The Book of the Dun Cow
By Walter Wangerin
This story took me by surprise. Here is an opening from Wangerin’s site: “At a time when the sun turned around the earth and animals could speak, Chauntecleer the Rooster ruled over a more or less peaceable kingdom. What the animals did not know was that they were Keepers of the Wyrm, monster of Evil long imprisoned beneath the earth. And Wyrm, sub terra, was breaking free…” I didn’t expect to be engrossed by a farmyard fable, or moved by the story of a slightly arrogant rooster who must learn to protect his people from evil, but I found this to be a powerful tale of humble, workaday hearts encountering evil and resisting its dominance. Fascinating. Excellent for discussion.
The Man Who Was Thursday
By G.K. Chesterton
This was the most discussed book of my teenage years. Several friends and I had an ongoing discussion regarding Chesterton’s topsy turvy, vivid, confusing story of a Gabriel Syme, a brave man plumbing the depths of an anarchist society and its dire plots in Victorian London. But all is not as it seems. For in a rollicking tale of pursuit and disguise with anarchist agents named after the days of the week, Syme finds he may not be hunting what he thinks he is after all. Not exactly allegory or fantasy, yet with the fantastical, symbolic elements of both, this dream, or “nightmare” (as Chesterton dubbed it) explores the confusing nature of a world so beautiful at times we cannot believe that evil is real, and so evil at others that we cannot believe that beauty will ever endure. Fascinating stuff.

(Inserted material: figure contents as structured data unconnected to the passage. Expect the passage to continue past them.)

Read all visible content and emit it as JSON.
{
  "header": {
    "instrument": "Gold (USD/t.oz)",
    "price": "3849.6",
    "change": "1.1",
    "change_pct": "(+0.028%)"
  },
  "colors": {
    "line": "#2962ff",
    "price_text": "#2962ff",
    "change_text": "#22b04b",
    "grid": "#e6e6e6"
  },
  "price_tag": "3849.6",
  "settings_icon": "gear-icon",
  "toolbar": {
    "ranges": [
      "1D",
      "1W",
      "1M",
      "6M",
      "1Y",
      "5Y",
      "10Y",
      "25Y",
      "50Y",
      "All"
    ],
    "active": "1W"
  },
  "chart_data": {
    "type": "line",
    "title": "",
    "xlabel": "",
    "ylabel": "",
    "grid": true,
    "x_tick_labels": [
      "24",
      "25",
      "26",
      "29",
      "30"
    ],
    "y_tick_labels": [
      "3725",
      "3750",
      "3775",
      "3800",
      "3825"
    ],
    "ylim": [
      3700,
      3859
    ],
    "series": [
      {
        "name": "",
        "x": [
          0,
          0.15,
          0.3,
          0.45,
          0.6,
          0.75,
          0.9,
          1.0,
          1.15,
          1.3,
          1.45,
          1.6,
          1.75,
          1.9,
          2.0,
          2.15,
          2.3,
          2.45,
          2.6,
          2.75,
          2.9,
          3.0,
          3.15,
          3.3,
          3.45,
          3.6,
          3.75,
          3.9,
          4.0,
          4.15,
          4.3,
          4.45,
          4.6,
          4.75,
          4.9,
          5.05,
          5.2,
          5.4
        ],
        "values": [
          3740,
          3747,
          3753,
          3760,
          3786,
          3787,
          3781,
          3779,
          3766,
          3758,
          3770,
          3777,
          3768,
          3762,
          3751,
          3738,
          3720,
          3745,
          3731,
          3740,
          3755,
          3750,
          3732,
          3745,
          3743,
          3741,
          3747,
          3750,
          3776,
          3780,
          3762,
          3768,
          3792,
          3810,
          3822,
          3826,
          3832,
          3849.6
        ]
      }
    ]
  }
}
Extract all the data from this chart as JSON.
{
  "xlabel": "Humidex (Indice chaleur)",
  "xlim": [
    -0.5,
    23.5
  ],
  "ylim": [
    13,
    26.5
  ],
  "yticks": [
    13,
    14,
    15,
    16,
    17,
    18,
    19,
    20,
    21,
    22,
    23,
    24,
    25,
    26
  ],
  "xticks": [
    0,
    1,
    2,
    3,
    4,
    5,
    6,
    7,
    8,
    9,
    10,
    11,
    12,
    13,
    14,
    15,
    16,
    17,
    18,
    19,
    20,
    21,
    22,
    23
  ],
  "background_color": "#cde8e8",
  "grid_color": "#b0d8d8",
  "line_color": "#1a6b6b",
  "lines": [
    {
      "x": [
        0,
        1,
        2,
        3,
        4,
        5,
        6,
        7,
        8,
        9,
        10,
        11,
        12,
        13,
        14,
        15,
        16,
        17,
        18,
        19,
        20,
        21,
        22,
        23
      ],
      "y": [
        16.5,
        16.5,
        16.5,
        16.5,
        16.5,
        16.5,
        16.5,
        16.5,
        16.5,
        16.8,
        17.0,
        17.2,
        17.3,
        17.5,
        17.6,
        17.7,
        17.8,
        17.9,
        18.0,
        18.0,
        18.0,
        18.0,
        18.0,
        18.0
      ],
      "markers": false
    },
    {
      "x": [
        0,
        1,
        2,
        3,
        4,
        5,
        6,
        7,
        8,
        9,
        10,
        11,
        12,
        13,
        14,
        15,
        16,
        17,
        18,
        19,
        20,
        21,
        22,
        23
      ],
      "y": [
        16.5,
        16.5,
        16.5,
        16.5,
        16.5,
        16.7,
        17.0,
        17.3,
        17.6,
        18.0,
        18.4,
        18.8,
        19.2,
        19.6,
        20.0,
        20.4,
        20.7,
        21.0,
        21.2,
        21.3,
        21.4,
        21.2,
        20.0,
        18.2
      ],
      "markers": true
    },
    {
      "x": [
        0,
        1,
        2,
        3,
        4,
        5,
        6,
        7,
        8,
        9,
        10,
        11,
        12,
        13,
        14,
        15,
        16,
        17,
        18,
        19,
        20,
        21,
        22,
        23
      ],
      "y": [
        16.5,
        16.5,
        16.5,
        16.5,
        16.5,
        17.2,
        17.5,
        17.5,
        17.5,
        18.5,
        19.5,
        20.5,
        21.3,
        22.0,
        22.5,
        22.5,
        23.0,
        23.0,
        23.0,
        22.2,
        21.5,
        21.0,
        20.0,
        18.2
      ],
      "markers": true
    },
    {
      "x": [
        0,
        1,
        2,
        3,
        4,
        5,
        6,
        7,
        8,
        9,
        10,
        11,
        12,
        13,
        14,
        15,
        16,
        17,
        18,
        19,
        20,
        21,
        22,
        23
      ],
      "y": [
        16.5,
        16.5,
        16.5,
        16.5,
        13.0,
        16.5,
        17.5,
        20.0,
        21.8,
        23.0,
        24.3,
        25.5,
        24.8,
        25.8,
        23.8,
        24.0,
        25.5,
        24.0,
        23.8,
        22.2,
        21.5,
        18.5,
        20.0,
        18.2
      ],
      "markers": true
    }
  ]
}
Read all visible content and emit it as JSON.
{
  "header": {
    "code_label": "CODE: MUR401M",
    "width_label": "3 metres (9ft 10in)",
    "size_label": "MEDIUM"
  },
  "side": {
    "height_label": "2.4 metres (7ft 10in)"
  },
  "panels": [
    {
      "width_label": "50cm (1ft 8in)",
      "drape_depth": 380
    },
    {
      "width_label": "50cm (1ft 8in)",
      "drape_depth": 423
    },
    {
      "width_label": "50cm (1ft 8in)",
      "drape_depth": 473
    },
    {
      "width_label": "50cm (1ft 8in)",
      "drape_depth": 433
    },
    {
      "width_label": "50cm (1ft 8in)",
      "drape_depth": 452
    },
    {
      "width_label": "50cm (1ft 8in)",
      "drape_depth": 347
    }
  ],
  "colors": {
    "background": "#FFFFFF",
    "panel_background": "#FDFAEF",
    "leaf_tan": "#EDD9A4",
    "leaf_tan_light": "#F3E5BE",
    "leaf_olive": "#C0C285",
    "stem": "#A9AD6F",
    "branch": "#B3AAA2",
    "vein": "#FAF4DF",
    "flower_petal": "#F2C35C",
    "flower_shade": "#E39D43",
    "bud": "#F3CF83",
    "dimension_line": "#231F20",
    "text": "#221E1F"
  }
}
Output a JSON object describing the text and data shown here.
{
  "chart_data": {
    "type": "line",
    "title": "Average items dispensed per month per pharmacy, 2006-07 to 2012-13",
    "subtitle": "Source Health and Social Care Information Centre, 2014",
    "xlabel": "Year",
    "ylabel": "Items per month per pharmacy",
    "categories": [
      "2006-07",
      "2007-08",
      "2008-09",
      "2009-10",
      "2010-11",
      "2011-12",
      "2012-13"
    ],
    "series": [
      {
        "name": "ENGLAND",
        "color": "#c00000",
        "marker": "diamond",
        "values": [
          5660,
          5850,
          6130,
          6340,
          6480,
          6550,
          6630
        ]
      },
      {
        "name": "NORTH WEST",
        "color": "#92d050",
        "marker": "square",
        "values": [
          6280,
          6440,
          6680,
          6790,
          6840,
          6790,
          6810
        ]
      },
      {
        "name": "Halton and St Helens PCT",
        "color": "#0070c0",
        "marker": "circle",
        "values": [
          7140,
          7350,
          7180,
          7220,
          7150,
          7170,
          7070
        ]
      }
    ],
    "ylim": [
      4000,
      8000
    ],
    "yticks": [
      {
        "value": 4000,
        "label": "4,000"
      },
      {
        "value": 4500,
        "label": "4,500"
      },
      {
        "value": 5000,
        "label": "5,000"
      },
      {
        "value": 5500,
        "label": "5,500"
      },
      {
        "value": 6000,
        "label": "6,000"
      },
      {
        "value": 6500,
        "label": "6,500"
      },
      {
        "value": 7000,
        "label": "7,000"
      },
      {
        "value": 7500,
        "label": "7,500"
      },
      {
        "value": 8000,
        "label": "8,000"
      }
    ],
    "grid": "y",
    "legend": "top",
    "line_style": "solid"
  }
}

“Listen to me,” cried Syme with extraordinary emphasis. “Shall I tell you the secret of the whole world? It is that we have only known the back of the world. We see everything from behind, and it looks brutal. That is not a tree, but the back of a tree. That is not a cloud, but the back of a cloud. Cannot you see that everything is stooping and hiding a face? If we could only get round in front -”
The Pilgrim's Regress
By C.S. Lewis
Written soon after his conversion to Christianity, this is C.S. Lewis’ allegorical tale of his search through all the philosophical systems and world views for the beauty and home he glimpsed in his moments of “Joy.” In this story, a sturdy young pilgrim named John embarks on a quest through lands such as “Puritania,” “Zeitgeistheim,” and “Dialectica,” in search of the island of his desire, an image he has encountered in vision, the place where he will find the joy he seeks. He is guided on his way by various characters like Mr. Enlightenment, Mr Sensible, Drudge, Vertue, and Mother Kirk. The philosophical ideals behind each allegorical character are quite clear, but Lewis, in his usual flare and wit, dresses them up and sets them in a story that is at once a philosophical adventure and a lively quest story.